The Corner

Law & the Courts

The Ninth Circuit Misreads a Trump Tweet

The Ninth Circuit decision against Trump’s temporary travel ban argues that Trump did not “provide any link between an individual’s nationality and their propensity to commit terrorism or their inherent dangerousness” or explain “why permitting entry of nationals from the six designated countries under current protocols would be detrimental to the interests of the United States.”

In a footnote, the judges cite a Trump tweet in support of their contention.

Indeed, the President recently confirmed his assessment that it is the “countries” that are inherently dangerous, rather than the 180 million individual nationals of those countries who are barred from entry under the President’s “travel ban.” See Donald J. Trump (@realDonaldTrump), Twitter (June 5, 2017, 6:20 PM), https://twitter.com/realDonaldTrump/status/871899511525961728 (“That’s right, we need a TRAVEL BAN for certain DANGEROUS countries, not some politically correct term that won’t help us protect our people!”) (emphasis in original); see also Elizabeth Landers, White House: Trump’s tweets are “official statements”, CNN (June 6, 2017, 4:37 PM), http://www.cnn.com/2017/06/06/politics/trump-tweets-official-statements/ (reporting the White House Press Secretary’s confirmation that the President’s tweets are “considered official statements by the President of the United States”).

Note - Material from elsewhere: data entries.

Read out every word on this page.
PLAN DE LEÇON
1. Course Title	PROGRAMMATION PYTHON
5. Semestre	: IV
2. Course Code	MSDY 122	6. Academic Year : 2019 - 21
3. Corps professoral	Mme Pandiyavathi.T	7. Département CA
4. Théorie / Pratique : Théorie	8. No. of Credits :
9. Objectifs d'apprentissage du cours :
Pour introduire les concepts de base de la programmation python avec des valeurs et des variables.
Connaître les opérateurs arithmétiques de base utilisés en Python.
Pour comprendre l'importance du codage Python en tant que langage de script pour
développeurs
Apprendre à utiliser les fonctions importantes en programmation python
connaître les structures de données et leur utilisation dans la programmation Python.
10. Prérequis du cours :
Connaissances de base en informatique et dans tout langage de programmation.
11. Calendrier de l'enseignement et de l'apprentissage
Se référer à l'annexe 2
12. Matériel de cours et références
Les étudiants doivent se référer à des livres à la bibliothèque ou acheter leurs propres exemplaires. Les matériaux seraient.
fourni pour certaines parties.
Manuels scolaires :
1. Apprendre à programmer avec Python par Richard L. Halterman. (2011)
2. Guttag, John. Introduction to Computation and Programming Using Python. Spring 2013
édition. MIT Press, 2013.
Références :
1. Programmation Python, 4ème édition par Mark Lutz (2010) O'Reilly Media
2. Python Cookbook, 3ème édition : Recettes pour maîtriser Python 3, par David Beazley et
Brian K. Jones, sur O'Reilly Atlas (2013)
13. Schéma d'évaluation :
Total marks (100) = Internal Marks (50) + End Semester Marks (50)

Legal commentator Dahlia Lithwick cheers this footnote for taking Trump’s tweets seriously and holding him to account for them. I see no reason for treating Trump’s tweets any less authoritatively than quotes from his speeches or press conferences. But the footnote doesn’t make a whole lot of sense.

Obviously Trump believes that it is the entry of individuals from those countries that poses a danger to the United States, and the tweet in no way contradicts this belief. Lithwick mentions that people sometimes defend Trump statements by saying that they should be taken “seriously but not literally.” I’m skeptical of that distinction, but in this case the judges seem to have taken him hyperliterally. Whatever else may be said for or against Trump’s policy, it is probably not based on a fear that that six shapes on a map are going to attack us.